Namun, Kirana tidak ingin terlalu memikirkan itu. Ia berusaha untuk tetap fokus pada hubungan barunya dengan Raka yang semakin kuat, meskipun perasaan cemas tentang Maya terus menggelayuti hatinya.
Suatu sore, Kirana, Raka, dan Maya memutuskan untuk bertemu di kedai kopi yang sering mereka kunjungi. Tempat itu selalu menjadi saksi bisu dari tawa, canda, dan berbagi cerita mereka. Namun, kali ini, suasananya terasa sedikit berbeda. Ada ketegangan yang tak bisa diabaikan.
Kirana duduk di sebelah Raka, sedangkan Maya duduk di seberang mereka. Sejak awal, Maya tampak sedikit canggung, seperti ada sesuatu yang mengganjal di hatinya. Kirana merasakan hal itu dan mulai merasa tidak nyaman. Begitu juga dengan Raka, yang tampaknya merasa ada sesuatu yang belum selesai.
"May, ada apa denganmu belakangan ini?" tanya Kirana, berusaha untuk membuka percakapan. "Kamu terlihat sedikit... jauh, gitu."
Maya menatap Kirana, lalu mengalihkan pandangannya ke meja kopi yang masih utuh di depan mereka. "Aku... aku hanya merasa sedikit bingung, Kir. Entah kenapa, aku merasa seperti ada jarak yang semakin lebar antara kita," jawab Maya, suaranya pelan namun penuh makna.
Kirana terdiam sejenak, mencoba mencerna kata-kata Maya. "Jarak? Maksudmu, antara kita bertiga?" tanyanya dengan cemas.
Maya mengangguk, matanya kembali tertunduk. "Ya. Aku merasa seperti... aku tidak bisa lagi berada di antara kalian, Kir. Aku merasa ada sesuatu yang semakin kuat antara kalian berdua, dan aku... aku takut menjadi penghalang."

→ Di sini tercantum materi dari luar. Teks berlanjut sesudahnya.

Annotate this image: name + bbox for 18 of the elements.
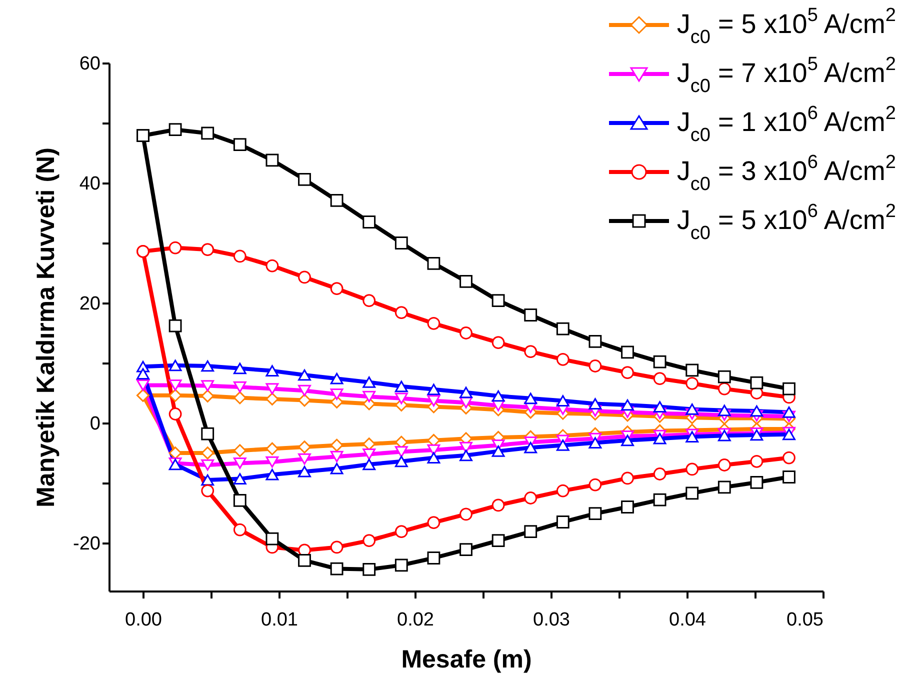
- x-tick-label: 0.03: [533, 610, 570, 630]
- x-tick-label: 0.05: [786, 610, 824, 630]
- y-tick-label: 20: [79, 294, 100, 314]
- legend-label: J$_{c0}$ = 5 x10$^{5}$ A/cm$^{2}$: [676, 5, 896, 48]
- x-tick-label: 0.04: [669, 610, 706, 630]
- y-tick-label: 40: [79, 174, 100, 194]
- x-tick-label: 0.00: [125, 610, 162, 630]
- legend-label: J$_{c0}$ = 5 x10$^{6}$ A/cm$^{2}$: [676, 201, 896, 244]
- legend-label: J$_{c0}$ = 7 x10$^{5}$ A/cm$^{2}$: [676, 54, 896, 97]
- x-tick-label: 0.01: [261, 610, 298, 630]
- legend-label: J$_{c0}$ = 3 x10$^{6}$ A/cm$^{2}$: [676, 152, 896, 195]
- y-axis-title: Manyetik Kaldırma Kuvveti (N): [32, 148, 60, 508]
- y-tick-label: 60: [79, 54, 100, 74]
- legend-label: J$_{c0}$ = 1 x10$^{6}$ A/cm$^{2}$: [676, 103, 896, 146]
- y-tick-label: 0: [90, 414, 100, 434]
- y-tick-label: -20: [73, 534, 100, 554]
- x-tick-label: 0.02: [397, 610, 434, 630]
- x-axis-title: Mesafe (m): [401, 646, 532, 674]
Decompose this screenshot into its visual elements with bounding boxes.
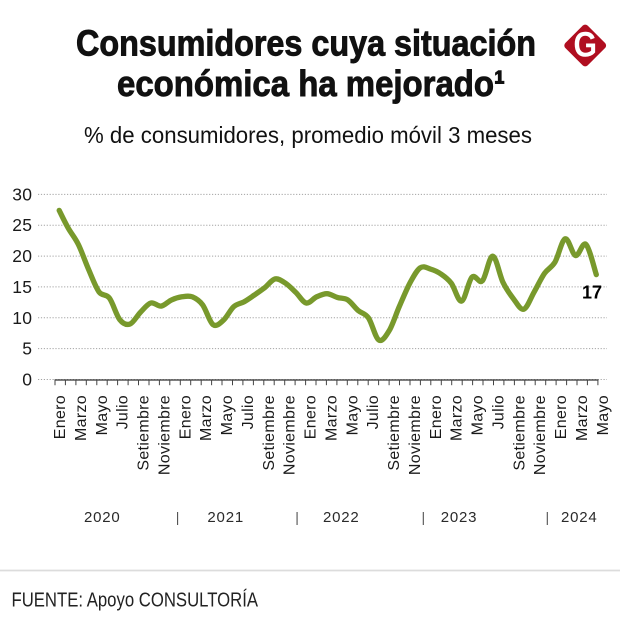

Raka yang duduk di samping Kirana tampak mengernyit, tak bisa membiarkan Maya berbicara seperti itu. "Maya, kita semua sahabat. Tidak ada yang berubah, kan?" katanya dengan nada tegas, namun lembut. "Kirana dan aku memang lebih dekat sekarang, tapi itu tidak berarti kamu harus merasa terasing. Kita tetap teman, Maya."
Namun, kata-kata Raka tampaknya tak sepenuhnya meyakinkan Maya. Dia memegang gelas kopinya dengan erat, lalu melanjutkan dengan suara yang lebih rendah, hampir seperti berbisik. "Aku tahu, Raka. Aku tahu. Tapi aku juga tahu... kalau aku mulai merasa tidak diinginkan. Aku pernah menyukai kamu, Raka," kata Maya, akhirnya mengungkapkan perasaannya yang telah lama terkubur. "Dan aku rasa aku masih menyukaimu."
Kirana terkejut, matanya melebar mendengar pengakuan Maya. Selama ini, ia tidak pernah tahu bahwa sahabatnya menyimpan perasaan seperti itu terhadap Raka. Meskipun begitu, Kirana bisa merasakan kesedihan yang mendalam dalam suara Maya, sebuah perasaan yang selama ini terkubur dalam diam.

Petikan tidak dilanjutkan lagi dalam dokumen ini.